While implementing the system, we tried to stick to the design principles of minimizing programmer burden, maintaining modularity and maximizing code reuse. We think that we succeeded -- we have found it easy to extend the system, try out new ideas and implement new functionality. The entire system is approximately 100,000 lines of Java code, which is rather small when you consider its functionality. We believe that we were able to keep the size of the implementation small by factoring out common code and taking advantage of object-oriented features and convenient software patterns like visitors.

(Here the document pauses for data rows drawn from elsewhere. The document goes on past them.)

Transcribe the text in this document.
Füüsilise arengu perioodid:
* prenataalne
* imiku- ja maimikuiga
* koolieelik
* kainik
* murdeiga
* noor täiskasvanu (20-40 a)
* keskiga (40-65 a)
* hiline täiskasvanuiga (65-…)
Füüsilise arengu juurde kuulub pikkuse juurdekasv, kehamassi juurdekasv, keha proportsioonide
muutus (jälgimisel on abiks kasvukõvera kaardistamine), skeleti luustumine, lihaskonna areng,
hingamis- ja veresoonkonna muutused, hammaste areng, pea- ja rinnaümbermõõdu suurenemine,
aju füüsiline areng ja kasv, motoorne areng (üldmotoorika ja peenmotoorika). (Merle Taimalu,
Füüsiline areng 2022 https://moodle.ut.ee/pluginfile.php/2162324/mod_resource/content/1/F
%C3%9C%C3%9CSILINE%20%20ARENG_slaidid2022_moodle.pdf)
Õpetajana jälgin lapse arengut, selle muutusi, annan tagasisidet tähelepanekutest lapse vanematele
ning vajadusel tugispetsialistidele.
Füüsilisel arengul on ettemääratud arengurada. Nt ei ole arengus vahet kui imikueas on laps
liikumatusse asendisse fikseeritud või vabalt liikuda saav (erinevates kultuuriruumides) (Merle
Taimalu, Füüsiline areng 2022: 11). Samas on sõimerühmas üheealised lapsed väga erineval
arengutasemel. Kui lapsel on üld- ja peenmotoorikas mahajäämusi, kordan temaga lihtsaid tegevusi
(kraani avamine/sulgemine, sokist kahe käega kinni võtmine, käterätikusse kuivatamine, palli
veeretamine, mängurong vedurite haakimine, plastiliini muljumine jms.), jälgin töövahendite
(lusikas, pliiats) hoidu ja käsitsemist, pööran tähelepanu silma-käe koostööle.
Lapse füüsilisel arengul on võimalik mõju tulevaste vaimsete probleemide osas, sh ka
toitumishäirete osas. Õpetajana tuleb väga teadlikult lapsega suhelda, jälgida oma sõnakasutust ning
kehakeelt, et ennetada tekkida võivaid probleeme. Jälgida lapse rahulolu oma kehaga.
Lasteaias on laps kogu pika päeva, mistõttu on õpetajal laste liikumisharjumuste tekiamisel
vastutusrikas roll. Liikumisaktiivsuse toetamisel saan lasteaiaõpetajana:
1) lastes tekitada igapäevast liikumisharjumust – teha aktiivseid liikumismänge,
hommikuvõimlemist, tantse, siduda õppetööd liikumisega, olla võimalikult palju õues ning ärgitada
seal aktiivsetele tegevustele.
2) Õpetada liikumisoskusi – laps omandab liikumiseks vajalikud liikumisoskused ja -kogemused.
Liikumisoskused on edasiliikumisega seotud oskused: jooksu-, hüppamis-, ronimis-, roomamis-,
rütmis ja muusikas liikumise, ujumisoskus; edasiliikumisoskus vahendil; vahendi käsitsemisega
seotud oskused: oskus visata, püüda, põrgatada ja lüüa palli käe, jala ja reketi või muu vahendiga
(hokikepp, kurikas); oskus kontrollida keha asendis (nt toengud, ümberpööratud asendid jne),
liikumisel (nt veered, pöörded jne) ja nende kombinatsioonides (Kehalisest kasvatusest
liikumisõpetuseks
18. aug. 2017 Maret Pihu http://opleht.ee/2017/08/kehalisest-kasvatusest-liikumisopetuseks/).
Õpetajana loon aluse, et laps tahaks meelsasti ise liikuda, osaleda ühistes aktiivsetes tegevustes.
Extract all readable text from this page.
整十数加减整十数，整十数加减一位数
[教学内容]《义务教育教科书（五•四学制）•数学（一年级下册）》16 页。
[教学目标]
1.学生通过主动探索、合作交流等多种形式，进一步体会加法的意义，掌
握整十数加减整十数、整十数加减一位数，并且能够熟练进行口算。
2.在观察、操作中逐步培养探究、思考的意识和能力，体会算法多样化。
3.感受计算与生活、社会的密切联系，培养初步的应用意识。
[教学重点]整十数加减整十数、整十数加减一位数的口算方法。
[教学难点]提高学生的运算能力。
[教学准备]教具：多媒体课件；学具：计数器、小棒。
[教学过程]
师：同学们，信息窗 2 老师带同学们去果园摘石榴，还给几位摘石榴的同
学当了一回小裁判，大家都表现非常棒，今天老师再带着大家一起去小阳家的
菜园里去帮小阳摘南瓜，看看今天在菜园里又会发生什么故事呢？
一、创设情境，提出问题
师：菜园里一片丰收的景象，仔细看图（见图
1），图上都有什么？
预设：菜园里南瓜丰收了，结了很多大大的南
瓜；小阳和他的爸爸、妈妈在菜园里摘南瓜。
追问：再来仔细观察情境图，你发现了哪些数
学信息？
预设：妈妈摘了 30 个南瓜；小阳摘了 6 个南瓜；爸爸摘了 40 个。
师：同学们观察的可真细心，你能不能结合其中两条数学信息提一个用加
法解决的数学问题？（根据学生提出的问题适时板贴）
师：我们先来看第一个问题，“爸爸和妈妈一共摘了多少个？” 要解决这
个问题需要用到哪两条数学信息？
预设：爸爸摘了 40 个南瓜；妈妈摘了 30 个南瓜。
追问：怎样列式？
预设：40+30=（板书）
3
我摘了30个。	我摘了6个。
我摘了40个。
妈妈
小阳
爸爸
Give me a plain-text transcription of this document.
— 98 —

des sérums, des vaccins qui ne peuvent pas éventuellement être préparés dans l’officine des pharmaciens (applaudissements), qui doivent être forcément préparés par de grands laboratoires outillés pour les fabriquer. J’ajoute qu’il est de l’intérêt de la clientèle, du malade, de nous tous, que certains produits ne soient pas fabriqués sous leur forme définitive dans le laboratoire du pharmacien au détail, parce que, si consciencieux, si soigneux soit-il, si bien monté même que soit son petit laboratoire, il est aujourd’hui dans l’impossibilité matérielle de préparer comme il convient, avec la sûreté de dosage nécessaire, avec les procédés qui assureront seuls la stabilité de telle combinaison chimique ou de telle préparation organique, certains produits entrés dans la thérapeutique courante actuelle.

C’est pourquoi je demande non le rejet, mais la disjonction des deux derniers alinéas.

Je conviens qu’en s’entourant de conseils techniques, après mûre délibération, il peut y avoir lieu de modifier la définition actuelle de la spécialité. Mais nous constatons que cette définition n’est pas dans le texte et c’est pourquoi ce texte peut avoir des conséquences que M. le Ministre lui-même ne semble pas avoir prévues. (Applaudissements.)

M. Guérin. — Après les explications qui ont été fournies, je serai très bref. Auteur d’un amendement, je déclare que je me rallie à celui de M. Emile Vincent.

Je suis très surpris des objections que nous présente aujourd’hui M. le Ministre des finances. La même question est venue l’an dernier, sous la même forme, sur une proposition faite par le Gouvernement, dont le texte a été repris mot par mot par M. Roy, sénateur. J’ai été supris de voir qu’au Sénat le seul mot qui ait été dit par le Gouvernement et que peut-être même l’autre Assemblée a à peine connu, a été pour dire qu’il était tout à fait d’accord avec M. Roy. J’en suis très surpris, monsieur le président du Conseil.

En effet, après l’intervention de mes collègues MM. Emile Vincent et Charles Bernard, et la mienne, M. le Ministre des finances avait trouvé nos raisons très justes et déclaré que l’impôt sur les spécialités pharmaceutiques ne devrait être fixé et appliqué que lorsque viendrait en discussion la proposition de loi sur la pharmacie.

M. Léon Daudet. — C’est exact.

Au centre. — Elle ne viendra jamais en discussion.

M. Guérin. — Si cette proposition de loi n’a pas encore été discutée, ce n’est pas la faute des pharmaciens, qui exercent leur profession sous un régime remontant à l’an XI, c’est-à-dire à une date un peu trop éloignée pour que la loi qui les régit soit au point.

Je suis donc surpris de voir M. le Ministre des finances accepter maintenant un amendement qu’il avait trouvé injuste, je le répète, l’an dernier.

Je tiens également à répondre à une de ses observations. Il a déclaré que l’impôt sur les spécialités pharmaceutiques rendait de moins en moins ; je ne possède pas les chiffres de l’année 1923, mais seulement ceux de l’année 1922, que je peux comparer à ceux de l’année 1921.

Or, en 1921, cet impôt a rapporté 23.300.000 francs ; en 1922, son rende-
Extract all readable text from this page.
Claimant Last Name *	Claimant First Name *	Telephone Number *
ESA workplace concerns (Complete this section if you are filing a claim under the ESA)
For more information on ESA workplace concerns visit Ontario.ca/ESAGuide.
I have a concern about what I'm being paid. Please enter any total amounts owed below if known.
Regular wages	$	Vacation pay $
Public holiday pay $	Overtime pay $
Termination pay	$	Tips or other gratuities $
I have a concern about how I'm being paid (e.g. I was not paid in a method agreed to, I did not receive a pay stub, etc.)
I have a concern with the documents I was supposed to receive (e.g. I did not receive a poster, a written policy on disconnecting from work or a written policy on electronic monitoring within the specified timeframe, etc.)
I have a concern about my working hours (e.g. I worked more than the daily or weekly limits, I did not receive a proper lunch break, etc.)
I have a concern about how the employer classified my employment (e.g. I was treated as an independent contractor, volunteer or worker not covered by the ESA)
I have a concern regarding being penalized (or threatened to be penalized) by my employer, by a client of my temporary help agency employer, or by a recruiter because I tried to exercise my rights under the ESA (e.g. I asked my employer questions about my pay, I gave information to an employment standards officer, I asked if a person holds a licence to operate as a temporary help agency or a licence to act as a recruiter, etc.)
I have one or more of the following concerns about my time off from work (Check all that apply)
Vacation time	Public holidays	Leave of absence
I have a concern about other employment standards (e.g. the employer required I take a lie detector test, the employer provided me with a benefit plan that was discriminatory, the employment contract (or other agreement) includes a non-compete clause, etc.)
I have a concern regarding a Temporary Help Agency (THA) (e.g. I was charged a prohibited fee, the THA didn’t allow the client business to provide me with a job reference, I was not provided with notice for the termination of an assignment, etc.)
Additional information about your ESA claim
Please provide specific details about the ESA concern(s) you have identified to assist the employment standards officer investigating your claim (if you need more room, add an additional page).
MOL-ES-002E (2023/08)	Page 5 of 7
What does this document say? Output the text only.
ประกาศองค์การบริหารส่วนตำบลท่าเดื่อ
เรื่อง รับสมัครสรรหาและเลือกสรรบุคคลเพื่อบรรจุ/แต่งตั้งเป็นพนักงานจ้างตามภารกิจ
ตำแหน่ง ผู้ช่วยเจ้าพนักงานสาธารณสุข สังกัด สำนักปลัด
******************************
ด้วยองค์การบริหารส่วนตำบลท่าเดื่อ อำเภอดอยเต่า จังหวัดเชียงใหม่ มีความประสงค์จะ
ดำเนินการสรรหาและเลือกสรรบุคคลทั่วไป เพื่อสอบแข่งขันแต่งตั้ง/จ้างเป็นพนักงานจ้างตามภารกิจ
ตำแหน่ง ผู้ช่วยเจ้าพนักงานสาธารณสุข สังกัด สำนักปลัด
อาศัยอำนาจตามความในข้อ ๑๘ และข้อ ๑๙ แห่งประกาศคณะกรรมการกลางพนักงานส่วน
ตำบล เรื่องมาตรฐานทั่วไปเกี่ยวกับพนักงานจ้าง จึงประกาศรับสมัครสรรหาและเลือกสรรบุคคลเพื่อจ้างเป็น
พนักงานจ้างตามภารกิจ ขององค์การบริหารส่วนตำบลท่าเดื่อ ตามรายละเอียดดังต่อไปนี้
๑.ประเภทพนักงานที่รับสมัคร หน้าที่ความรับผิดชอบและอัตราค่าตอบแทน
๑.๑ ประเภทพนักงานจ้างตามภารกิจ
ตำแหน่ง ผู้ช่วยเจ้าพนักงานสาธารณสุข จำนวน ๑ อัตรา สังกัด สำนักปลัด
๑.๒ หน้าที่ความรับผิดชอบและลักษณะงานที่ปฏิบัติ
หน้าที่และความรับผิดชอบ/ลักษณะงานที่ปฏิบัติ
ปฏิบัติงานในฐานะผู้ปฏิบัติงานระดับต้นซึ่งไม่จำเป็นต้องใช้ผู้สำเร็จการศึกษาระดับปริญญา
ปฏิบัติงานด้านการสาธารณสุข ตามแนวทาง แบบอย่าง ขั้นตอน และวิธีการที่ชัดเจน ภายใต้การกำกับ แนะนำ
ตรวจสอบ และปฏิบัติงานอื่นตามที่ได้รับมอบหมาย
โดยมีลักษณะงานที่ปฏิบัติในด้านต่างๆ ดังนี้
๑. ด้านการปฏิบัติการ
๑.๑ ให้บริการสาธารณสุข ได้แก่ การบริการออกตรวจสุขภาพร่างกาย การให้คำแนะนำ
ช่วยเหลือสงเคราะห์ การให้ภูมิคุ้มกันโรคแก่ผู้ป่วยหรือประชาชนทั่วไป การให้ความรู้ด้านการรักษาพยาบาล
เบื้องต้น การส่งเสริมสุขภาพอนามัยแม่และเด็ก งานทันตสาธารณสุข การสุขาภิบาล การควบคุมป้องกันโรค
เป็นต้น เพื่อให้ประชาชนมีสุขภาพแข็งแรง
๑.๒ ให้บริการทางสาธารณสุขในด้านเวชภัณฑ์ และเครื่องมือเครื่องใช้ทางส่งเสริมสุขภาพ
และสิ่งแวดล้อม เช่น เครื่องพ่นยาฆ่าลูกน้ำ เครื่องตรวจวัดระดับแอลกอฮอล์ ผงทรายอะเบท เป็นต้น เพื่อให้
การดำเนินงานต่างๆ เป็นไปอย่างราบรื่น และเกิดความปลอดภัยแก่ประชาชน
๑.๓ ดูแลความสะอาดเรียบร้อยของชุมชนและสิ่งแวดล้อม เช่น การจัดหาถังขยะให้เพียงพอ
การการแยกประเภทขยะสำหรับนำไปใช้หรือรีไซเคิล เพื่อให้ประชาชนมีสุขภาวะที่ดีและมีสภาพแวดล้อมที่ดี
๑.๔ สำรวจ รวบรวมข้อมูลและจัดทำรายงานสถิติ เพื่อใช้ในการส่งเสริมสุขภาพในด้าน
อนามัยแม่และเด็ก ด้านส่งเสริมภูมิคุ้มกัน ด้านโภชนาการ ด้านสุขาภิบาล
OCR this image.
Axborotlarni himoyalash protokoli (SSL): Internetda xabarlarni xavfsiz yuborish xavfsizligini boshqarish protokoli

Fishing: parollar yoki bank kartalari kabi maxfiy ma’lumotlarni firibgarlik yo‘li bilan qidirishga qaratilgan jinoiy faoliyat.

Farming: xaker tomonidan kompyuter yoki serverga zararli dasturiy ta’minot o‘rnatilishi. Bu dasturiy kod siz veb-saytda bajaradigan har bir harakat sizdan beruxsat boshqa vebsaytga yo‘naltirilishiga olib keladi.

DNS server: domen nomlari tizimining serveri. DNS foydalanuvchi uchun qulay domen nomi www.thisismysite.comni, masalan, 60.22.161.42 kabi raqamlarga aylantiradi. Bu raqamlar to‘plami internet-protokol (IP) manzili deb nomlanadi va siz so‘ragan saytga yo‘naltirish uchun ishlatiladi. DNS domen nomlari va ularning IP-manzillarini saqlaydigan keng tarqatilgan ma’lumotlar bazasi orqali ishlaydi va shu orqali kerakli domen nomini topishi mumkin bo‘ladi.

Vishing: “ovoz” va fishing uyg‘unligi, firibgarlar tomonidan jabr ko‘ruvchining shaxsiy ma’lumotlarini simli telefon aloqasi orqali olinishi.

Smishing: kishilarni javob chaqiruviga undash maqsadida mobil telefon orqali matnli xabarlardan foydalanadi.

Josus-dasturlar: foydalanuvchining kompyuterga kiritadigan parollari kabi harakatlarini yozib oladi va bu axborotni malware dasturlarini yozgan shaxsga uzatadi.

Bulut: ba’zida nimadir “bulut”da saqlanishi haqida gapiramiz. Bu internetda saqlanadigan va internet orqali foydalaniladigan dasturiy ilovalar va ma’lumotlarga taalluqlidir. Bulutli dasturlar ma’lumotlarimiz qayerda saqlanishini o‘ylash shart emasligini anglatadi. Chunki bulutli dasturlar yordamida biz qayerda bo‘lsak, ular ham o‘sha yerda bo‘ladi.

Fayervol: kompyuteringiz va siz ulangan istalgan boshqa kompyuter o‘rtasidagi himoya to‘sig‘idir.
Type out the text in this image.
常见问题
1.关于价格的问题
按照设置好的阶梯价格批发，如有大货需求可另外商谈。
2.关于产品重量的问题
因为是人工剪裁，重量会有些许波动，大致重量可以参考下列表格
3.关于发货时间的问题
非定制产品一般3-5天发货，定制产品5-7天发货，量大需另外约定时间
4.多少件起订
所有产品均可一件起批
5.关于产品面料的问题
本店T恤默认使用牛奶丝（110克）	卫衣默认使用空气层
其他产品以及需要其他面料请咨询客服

Although the design and interfaces are basicly complete, many components are implemented with only the most basic functionality. There are still many improvements that could be made on the implementation side, for example, the code generation is not very intellgent, optimizations are limited, there is no implementation of the dynamic compilation controller, we do not yet have an advanced garbage collector, etc. Much of what is implemented is lacking documentation, a very important piece for the system to be useful to researchers. Over time, these gaps in implementation and documentation will disappear. We would also like to investigate extensions to the system, such as a CIL front-end and back-ends for more architectures.